Blog Post

Authorities Fail to Curb Ever-Worsening STD Epidemic

The promotion of promiscuity through comprehensive sex education and condom-distribution campaigns is continuing to fuel an STD epidemic that is now seeing more than one million new cases of sexually transmitted infections (STIs) and diseases (STDs) every year.

According to the AFP, the World Health Organization (WHO) is expressing alarm over the lack of progress in curbing the rampant spread of sexually transmitted diseases worldwide since 2012.

“WHO found that there were more than 376 million new cases of chlamydia, gonorrhoea, trichomoniasis and syphilis registered around the world in 2016 -- the latest year for which data is available,” the AFP reports. “That is basically the same number as WHO reported in its previous study, based on data from 2012.”

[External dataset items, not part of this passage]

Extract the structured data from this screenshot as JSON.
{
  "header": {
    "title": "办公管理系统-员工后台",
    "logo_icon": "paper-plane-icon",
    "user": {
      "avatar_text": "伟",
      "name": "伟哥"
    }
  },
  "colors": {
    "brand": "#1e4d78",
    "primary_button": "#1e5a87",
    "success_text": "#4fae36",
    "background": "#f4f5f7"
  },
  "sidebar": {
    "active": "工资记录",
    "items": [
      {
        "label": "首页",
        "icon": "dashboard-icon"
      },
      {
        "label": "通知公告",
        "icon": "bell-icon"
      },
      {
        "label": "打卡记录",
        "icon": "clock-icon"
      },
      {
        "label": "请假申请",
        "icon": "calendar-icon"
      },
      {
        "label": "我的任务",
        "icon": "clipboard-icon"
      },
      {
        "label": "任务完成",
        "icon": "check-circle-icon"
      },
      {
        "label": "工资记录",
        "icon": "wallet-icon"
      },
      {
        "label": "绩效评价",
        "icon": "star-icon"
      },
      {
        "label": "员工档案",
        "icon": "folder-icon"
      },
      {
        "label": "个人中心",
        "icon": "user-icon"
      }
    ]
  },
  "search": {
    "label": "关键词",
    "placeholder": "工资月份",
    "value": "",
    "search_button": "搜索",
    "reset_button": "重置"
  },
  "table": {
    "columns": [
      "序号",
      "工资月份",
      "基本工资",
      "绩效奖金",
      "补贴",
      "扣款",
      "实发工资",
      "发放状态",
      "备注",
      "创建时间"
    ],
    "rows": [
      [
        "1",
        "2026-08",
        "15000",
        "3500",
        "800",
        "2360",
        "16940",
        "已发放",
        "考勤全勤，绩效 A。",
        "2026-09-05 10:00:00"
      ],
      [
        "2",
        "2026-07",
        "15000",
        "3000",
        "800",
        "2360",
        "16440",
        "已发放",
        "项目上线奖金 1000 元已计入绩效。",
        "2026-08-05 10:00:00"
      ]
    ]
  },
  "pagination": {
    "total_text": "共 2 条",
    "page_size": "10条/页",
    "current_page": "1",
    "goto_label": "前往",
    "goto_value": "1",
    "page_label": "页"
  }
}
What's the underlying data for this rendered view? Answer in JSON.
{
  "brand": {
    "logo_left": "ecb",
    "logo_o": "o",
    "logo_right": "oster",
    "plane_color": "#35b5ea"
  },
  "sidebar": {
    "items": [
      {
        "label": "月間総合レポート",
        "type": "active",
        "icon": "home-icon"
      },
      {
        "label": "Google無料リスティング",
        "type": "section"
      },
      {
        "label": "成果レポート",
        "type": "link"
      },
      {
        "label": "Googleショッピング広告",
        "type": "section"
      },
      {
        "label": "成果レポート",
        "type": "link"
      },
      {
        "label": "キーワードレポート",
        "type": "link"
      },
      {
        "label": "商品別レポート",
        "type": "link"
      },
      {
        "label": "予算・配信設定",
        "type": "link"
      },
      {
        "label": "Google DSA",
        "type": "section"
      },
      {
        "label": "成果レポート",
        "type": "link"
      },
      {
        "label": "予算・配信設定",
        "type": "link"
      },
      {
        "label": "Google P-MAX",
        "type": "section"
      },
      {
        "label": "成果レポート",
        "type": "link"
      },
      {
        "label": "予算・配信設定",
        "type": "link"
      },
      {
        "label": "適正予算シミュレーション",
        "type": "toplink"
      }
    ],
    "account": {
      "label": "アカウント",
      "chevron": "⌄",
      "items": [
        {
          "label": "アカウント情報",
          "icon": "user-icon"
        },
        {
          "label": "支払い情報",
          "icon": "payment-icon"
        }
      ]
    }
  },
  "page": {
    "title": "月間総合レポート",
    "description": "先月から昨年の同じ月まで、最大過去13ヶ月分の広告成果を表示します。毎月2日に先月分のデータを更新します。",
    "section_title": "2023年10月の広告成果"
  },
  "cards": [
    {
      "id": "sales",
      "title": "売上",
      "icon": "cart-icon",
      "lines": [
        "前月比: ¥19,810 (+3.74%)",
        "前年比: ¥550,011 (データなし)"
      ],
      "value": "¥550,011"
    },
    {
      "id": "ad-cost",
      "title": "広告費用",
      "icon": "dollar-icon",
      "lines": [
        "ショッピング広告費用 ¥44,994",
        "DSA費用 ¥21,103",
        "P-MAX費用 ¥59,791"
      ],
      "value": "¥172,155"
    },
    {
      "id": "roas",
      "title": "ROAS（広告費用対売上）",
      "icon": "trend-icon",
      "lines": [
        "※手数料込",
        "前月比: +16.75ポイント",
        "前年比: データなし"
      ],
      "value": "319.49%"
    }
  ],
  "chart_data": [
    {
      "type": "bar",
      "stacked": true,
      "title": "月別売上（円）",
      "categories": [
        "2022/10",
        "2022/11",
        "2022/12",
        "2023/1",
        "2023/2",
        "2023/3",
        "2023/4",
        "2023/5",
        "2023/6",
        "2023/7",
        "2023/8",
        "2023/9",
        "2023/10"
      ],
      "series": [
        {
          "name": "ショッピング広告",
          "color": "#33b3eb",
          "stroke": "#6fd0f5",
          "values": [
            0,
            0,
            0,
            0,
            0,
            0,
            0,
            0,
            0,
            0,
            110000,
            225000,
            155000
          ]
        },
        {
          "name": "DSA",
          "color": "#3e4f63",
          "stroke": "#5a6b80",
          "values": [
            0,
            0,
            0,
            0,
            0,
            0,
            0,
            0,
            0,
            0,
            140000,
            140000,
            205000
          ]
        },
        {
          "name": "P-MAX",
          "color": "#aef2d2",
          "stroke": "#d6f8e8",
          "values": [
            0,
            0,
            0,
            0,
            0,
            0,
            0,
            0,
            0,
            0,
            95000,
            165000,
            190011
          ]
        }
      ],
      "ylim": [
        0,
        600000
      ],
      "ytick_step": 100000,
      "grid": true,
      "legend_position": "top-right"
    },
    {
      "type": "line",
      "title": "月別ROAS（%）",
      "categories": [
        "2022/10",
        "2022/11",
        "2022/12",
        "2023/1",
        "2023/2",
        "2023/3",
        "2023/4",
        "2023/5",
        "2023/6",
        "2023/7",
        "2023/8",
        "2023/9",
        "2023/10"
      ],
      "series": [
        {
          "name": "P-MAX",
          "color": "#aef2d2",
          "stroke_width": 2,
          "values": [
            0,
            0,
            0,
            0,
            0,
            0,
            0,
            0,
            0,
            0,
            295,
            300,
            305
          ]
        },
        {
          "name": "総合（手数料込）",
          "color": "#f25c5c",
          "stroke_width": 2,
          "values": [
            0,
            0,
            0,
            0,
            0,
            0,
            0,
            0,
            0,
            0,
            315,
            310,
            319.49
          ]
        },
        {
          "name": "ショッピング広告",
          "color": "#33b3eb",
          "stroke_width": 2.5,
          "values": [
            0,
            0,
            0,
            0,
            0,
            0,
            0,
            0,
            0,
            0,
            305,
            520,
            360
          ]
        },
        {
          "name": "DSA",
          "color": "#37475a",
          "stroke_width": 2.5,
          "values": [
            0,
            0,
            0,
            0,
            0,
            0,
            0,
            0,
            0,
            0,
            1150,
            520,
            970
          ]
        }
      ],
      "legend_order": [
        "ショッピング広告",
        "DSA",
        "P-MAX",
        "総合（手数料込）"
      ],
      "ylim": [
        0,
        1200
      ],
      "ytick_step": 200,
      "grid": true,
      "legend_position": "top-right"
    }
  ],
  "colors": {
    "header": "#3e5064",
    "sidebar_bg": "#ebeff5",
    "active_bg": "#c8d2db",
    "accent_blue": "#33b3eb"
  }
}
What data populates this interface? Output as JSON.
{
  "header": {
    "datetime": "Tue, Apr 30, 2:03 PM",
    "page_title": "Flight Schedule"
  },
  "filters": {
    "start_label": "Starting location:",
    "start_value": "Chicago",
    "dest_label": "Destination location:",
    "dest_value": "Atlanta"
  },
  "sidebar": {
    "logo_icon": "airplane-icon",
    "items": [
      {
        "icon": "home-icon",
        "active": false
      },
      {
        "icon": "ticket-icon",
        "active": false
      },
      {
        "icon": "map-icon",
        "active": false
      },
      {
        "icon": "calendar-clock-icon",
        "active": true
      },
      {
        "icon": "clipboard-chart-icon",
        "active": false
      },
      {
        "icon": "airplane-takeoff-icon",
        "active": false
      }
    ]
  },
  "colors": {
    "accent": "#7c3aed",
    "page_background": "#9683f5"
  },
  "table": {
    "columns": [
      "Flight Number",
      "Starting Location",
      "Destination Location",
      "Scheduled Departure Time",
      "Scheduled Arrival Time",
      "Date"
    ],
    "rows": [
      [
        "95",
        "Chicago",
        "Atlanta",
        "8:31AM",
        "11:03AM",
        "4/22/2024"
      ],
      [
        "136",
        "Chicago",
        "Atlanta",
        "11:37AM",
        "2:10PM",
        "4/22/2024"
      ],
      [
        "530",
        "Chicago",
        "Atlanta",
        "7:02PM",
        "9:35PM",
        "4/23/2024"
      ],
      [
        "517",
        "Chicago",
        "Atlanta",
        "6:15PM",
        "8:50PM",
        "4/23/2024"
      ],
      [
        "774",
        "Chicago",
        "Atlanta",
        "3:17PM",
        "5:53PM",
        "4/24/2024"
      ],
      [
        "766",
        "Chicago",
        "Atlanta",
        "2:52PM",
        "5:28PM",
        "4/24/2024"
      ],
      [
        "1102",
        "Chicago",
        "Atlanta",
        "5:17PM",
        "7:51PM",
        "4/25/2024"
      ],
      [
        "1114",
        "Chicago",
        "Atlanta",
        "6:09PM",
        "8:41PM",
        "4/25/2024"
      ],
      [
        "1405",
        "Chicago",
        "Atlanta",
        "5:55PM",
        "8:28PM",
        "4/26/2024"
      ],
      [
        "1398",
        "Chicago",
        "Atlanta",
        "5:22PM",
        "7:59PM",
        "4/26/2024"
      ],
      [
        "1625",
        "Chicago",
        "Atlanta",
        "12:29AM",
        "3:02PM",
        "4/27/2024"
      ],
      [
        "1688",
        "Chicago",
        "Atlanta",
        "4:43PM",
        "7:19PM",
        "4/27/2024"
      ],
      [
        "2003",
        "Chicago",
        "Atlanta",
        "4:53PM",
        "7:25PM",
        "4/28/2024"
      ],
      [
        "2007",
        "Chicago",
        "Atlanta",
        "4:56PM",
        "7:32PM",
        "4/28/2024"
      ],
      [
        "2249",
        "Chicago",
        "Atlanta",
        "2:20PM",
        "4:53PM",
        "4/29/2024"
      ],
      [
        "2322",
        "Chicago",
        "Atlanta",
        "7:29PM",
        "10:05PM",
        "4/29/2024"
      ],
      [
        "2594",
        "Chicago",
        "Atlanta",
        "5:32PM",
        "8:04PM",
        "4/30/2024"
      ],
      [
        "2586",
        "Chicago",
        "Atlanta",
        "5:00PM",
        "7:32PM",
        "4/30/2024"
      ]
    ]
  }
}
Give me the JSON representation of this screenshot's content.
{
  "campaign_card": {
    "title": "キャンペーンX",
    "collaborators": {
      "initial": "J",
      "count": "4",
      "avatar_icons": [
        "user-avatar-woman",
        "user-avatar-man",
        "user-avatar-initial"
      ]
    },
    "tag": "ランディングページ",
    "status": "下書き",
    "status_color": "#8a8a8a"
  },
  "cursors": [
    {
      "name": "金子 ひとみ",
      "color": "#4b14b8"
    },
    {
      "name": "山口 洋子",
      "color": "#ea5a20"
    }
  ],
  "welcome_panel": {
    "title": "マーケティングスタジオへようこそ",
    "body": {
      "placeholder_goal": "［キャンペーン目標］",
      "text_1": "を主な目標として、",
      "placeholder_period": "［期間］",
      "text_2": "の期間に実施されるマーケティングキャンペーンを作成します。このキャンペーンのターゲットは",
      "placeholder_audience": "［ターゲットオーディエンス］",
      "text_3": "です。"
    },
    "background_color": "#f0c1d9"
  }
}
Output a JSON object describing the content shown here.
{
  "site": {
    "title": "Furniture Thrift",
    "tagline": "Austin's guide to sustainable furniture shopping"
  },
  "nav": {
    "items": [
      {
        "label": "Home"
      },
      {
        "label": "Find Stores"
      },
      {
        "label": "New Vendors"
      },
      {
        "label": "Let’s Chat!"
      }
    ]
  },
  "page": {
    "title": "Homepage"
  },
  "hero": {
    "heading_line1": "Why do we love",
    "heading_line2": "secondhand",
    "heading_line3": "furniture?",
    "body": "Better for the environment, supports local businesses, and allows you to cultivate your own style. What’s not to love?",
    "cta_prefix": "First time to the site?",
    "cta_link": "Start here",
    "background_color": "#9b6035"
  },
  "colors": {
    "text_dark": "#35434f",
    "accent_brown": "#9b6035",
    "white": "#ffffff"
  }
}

The WHO, which promotes comprehensive sex education and condom distribution rather than abstinence as a way to fight this epidemic, now blames the continued spread of these infections on dating apps and a more complacent attitude about the spread of HIV because of new antiviral drugs that have proven to be very effective.

People are "more complacent about protection," said Teodora Wi, a WHO expert on STIs, which she believes is dangerous because this attitude is coming at a time when "sex is becoming more accessible (through things like) dating apps".

Peter Salama, WHO's executive director of Universal Health Coverage, expressed concern over the “lack of progress” in stemming the tide of these diseases and infections, and called the latest numbers to be a “wake-up call” for authorities.

The numbers are indeed grave. In 2016, the most recent year for which data is available, an estimated 127 million people between the ages of 15 and 49 were infected with chlamydia. Another 87 million contracted gonorrheoea, and 6.3 million contracted syphilis. In addition, 156 million were infected with trichomoniasis, a parasital disease commonly called “trich.”

This amounts to one in 25 people globally that have at least one of these STIs.

What makes these diseases so difficult to prevent through mere comprehensive sex education and condom distribution campaigns is because some have no early symptoms. This means people who are engaging in casual sex unwittingly spread the diseases which, if left untreated, can lead to serious conditions. These include infertility, stillbirth, neurological and cardiovascular disease, as well as increased risk of contracting HIV.

The only real way to stop the spread of STIs and STDs is to promote abstinence until marriage, but the WHO is once again choosing to follow the same failed path by recommending regular screening and the proper use of condoms. They tend to promote comprehensive sexual education, which supposedly contains abstinence-only material, but analyses of these programs finds that only a small percentage of the content is actually devoted to authentic abstinence education.

How many more young lives will be ruined before officials at the World Health Organization hear this “wake-up call” for what it is – a call to admit that their strategies are failing and the time has come to challenge youth to live chastely until marriage?